Caraquet n’entend pas renflouer les coffres du Festival acadien

La Ville de Caraquet donne la chance au coureur et permet au Festival acadien de Caraquet, son événement phare de la saison estivale, de se relever financièrement après une année déficitaire majeure. Mais la marge de manoeuvre est désormais quasi inexistante pour cette organisation, a rappelé le maire Kevin Haché.

Étonnamment, le sujet est passé inaperçu lundi soir, à la réunion régulière mensuelle du conseil municipal. La seule référence au dossier a été l’approbation des élus afin de bloquer certaines rues pour des activités du Festival, dont la course des tacots du 5 août et le 40e Grand tintamarre du 15 août.

Il y a deux semaines, la direction du Festival acadien a fait part d’un important manque à gagner de 153 000$ pour l’événement de 2018, à partir d’un budget de 925 000$. Le président sortant, Philippe Chiasson, a expliqué ces chiffres par une surestimation des revenus de commandites, une chute dans la vente de billets de spectacle et d’alcool, le retrait à la dernière minute d’une subvention provinciale de 35 000$ et une baisse de l’achalandage touristique.

Heureusement, un fonds de réserve de près de 200 000$ a permis d’absorber le coup sans trop de dommages.

Mais là, il ne reste presque plus de viande sur l’os. La direction du Festival a fait sa part en réduisant son budget à 750 000$ pour cette année. La Ville apprécie cet effort, mais n’acceptera pas un nouveau revers financier pour son plus important porte-étendard.

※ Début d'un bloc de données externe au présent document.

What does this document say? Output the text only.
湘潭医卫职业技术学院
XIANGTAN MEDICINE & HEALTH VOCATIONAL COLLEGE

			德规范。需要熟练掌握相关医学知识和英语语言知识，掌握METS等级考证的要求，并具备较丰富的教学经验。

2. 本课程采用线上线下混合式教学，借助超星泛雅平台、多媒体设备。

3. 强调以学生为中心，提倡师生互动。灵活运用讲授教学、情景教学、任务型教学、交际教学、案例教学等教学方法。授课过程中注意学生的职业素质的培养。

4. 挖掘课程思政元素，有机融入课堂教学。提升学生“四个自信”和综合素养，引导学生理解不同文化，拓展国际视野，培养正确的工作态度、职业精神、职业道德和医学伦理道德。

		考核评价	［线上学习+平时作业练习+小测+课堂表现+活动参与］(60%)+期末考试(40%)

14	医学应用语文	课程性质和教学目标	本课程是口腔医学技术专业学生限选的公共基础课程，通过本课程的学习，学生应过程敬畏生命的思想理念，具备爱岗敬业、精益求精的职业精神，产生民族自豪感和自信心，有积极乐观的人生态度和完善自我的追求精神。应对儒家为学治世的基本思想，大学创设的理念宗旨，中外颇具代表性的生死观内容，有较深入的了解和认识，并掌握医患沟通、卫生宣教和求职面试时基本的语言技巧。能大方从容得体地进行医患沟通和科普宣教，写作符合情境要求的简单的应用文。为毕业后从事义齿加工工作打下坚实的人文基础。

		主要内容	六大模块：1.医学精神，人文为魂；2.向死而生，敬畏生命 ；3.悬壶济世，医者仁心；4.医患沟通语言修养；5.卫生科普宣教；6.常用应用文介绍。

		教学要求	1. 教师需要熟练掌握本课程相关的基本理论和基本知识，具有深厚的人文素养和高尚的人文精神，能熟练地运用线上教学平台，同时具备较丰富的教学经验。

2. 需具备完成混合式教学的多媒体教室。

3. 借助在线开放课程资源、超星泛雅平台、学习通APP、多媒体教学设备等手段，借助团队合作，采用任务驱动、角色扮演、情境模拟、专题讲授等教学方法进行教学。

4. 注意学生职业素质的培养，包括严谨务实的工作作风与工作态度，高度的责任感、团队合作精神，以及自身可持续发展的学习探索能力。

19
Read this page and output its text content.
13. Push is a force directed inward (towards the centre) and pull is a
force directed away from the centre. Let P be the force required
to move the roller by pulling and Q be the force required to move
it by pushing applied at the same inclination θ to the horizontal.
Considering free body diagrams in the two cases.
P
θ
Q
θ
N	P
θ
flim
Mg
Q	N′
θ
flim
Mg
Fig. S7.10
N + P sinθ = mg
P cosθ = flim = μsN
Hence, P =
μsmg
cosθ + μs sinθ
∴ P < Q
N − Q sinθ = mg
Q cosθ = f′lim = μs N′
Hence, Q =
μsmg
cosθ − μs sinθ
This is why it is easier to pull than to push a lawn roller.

«Nous allons travailler avec le Festival pour qu’il fasse ses frais et, au besoin, l’aider pour s’en sortir. Nous lui accordons encore le même montant (75 000$) et il a la responsabilité de présenter un festival qui va renflouer les coffres. Mais on ne va pas payer cette dette», a indiqué le maire, rappelant que la Ville ne roule pas non plus sur l’or, surtout après une année 2018 déficitaire.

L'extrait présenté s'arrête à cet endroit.